Sa joue cherche le contact de mes doigts, mais je la retire pour capter son attention.
- Mon amour... insisté-je.
Il ouvre les yeux et les plante droit dans les miens.
- J'ai besoin de savoir... commencé-je dans un souffle. Nous avons besoin de savoir ce qu'il s'est passé. Pourquoi tu as pris toutes ces drogues, et ces médicaments ?
L'expression de son visage se fissure, mais il ne semble pas comprendre ma question. Je serre un peu plus fort sa main contre mes lèvres et je prends une grande inspiration.

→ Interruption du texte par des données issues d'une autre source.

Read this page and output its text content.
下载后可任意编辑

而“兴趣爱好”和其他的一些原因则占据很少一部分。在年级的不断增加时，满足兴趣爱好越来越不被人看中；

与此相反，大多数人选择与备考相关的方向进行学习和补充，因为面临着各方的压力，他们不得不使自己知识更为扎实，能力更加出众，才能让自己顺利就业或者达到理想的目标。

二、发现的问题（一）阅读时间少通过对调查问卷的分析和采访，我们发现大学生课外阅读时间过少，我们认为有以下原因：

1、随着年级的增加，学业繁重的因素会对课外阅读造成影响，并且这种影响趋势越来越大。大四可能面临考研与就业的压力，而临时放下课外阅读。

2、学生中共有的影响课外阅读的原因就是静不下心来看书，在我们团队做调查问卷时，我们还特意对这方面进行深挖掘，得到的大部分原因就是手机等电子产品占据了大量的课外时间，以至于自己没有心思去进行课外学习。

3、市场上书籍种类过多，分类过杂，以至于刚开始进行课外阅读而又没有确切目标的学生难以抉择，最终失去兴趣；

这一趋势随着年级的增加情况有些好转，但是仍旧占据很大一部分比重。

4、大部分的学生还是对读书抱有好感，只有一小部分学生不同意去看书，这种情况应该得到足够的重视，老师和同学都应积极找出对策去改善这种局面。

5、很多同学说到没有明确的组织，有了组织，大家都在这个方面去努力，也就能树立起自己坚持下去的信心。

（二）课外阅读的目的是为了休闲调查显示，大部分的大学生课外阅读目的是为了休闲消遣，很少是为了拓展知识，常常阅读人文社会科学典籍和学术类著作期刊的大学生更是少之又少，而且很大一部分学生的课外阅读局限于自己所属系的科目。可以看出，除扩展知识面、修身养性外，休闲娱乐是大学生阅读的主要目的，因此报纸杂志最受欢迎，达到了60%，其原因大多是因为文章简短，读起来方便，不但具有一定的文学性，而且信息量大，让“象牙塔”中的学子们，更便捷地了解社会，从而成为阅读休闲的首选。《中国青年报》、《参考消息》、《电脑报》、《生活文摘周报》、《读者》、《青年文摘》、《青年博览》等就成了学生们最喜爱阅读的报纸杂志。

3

- Est-ce que tu as essayé de te suicider, Eden ?
Les fissures craquent elles-mêmes jusqu'à déformer les traits de son visage et éclater la lueur dans ses pupilles. Les larmes montent jusqu'à ses yeux et dévalent ses joues en un torrent salé que je ne peux arrêter. Interdit, je me lève et je le prends dans mes bras, cachant son visage apeuré contre moi.
- Je ne sais pas, murmure-t-il.
Je passe ma main dans mes cheveux et je laisse ses pleurs tremper ma chemise.
- Je ne sais pas, répète-t-il.
Ses sanglots grandissent et sa respiration se fait plus saccadée encore. Je me détache de lui, et je pose mes mains sur ses joues, cherchant son regard.
- Ce n'est pas grave, Eden, tout va bien...
Ses yeux trouvent finalement les miens, mais les larmes continuent de marquer ses joues.
- J'ai peur, me confie-t-il. J'ai peur d'avoir vraiment voulu le faire, parce que j'ai cette pensée en moi, mais je ne veux pas mourir, je ne veux pas abandonner Joly, je ne veux pas décevoir Anton, je ne veux pas te quitter...
Je vois, peu à peu, les lourds tourments qui pèsent sur ses épaules, qui l'enfoncent peu à peu, plus près du sol, l'étouffant contre sa surface glacée, faites de remords, de craintes, de promesses. Je comprends que tout ce qui l'accable ne peut pas disparaître, comme par magie.
- Et si on partait, tous les deux ? Loin d'ici, loin de tout ?
Eden me dévisage au travers de ses larmes, je le vois réprimer ses peurs, refouler ce dont il a envie, craindre plus l'avenir tel qu'il pourrait être si rien ne change.
- On s'en fout de qui on doit être, où on doit être, la vie qu'on doit avoir. On est libre. Libre de vivre, d'aller où on veut, libre de s'aimer.
Les larmes cessent de couler sur sa peau, elles stagnent à l'aube de ses cils, en suspend, comme si elles attendaient elles-aussi la suite. Mon front effleure le sien, et mes lèvres trouvent les siennes, tremblantes, au goût des larmes. Je l'embrasse, à la fois doucement, à la fois passionnément, parce qu'il y a toujours ces deux sentiments entre nous, jamais l'un n'effacera l'autre, jamais l'un n'existera sans l'autre.
Il répond à mon baiser, délicatement, comme une promesse.
- Tu veux bien être libre avec moi ? soufflé-je contre ses lèvres.